Your question about “direct influence” on my writing in the past few years is problematic. Sure, we could go through a bibliography of my published work, fiction and nonfiction, and I could compile lists for you of which scholars and theoreticians leave the footprints of their thinking in particular pieces; a woman studies professor who has been assigning my fiction in her courses for years now once told me that she could do that. Such traces of theory in my work tend to serve discrete functions—to provide the language for engaging a story’s ethical focus (as Carter Heyward’s theology does in “A Question of Grammar”), to provide a character’s perspective (as with Kleinian psychological analysis in “Bettina’s Bet”), or to lay out the theoretical basis for the depiction of a fictional society’s social psychology and gender politics (as Susan Bordo and Michel Foucault do in “Transcendence”). I assume that many sf writers call on the work of scholars and theorists to help them construct the situations, societies, characterizations, and political and ethical problems in their fiction: this has something to do with why sf is often so much richer than mundane fiction. Since the number of scholars and theorists my work makes recourse to would be very long and wouldn’t tell you much about anything except certain components of the stories (or essays) themselves, I’m going to assume you’re wondering if I see my work as a whole having been significantly affected by recent reading.

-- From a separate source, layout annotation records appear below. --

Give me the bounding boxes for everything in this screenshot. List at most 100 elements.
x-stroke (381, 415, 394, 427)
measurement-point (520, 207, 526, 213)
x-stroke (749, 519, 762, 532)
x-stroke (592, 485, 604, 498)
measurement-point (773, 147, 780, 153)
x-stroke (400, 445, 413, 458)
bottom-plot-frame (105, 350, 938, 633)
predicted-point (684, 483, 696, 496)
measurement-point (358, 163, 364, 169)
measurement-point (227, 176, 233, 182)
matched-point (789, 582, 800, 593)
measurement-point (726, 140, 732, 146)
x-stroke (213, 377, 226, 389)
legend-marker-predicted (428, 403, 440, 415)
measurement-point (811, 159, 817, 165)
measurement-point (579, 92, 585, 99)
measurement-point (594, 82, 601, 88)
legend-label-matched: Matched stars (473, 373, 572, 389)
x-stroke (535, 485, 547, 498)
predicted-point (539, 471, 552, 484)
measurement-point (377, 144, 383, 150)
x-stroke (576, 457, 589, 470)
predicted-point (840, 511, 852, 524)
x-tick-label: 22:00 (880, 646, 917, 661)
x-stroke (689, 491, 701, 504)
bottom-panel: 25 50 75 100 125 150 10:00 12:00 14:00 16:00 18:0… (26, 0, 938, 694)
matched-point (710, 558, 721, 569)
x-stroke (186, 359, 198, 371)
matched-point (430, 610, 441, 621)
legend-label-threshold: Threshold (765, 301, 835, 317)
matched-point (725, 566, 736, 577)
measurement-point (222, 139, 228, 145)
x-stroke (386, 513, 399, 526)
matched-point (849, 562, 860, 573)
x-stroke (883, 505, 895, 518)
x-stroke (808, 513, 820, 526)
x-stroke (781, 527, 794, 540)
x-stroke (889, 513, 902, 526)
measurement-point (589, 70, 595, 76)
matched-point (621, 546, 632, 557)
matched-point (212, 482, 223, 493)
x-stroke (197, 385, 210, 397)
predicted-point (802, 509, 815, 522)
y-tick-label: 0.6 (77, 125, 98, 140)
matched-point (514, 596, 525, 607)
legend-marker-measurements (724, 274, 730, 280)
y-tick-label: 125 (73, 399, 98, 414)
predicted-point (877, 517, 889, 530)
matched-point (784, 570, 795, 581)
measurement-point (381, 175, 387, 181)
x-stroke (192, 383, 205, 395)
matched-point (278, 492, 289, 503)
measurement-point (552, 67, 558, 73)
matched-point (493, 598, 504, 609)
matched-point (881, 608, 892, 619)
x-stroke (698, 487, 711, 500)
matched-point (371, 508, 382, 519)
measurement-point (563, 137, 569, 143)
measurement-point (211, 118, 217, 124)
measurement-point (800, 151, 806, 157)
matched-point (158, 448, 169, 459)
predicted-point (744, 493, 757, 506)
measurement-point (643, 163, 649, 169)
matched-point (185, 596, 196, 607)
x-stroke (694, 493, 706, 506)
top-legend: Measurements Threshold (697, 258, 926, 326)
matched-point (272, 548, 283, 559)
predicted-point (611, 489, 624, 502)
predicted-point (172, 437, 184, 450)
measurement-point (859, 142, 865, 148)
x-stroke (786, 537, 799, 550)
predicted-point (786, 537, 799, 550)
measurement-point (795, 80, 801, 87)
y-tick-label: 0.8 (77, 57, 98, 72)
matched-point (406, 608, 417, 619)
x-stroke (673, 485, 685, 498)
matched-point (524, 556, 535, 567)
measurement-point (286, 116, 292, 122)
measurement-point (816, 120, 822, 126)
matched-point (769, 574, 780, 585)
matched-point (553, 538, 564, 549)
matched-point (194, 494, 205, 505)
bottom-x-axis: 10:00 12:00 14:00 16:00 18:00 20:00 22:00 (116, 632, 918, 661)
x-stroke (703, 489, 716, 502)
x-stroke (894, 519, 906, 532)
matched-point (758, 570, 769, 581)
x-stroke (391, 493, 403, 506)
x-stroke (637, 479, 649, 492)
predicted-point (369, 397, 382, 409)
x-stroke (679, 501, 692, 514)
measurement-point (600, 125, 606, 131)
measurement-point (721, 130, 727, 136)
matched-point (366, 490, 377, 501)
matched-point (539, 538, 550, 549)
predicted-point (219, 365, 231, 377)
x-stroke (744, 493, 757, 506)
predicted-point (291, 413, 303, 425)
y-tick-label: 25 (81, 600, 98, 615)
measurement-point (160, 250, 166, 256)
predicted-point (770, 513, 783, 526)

I may be wrong about this, but because every time I’ve looked back at things I wrote fifteen, twenty-five, thirty years past, I’ve discovered that although my thinking has spread out and developed and changed vocabulary along with both intellectual and popular culture, I’ve retained the core conceptual structures that have directed my way of looking at and understanding the world since the mid-1970s. So sure, although in the last ten years I’ve being reading Bourdieu, Felski, Berlant, Said, and Grosz, what I’ve taken from all my reading are the parts that resonate with, amplify, and elaborate on my longstanding intellectual formation. More important, probably, are the earlier “influences.” I’m sure that chief of these is Friedrich Nietzsche’s Genealogy of Morals. I read it in the early 1970s. Which is followed in no particular order by Simone de Beauvoir’s The Second Sex, Ludwig Wittgenstein’s Philosophical Investigations, Thomas Kuhn’s The Structure of Scientific Revolutions, Gayle Rubin’s “The Traffic in Women: Notes on the ‘Political Economy’ of Sex,” Adrienne Rich’s On Lies, Secrets and Silence, Griselda Pollack and Rozsika Parker’s Old Mistresses: Women, Art, and Ideology, Audre Lorde’s Sister Outsider, Teresa de Lauretis’s Technologies of Gender, and Adorno and Horkheimer’s Dialectic of Enlightenment. There are numerous important texts I’m not mentioning, but I think the reason such texts worked so well for me was precisely because they suited my intellectual formation. For example, I engaged eagerly with Foucault’s elaborations of Nietzsche—but even at the moment of first encountering his work, it engaged me precisely because certain of its kernels spoke to ideas already at work in my head thanks to Nietzsche.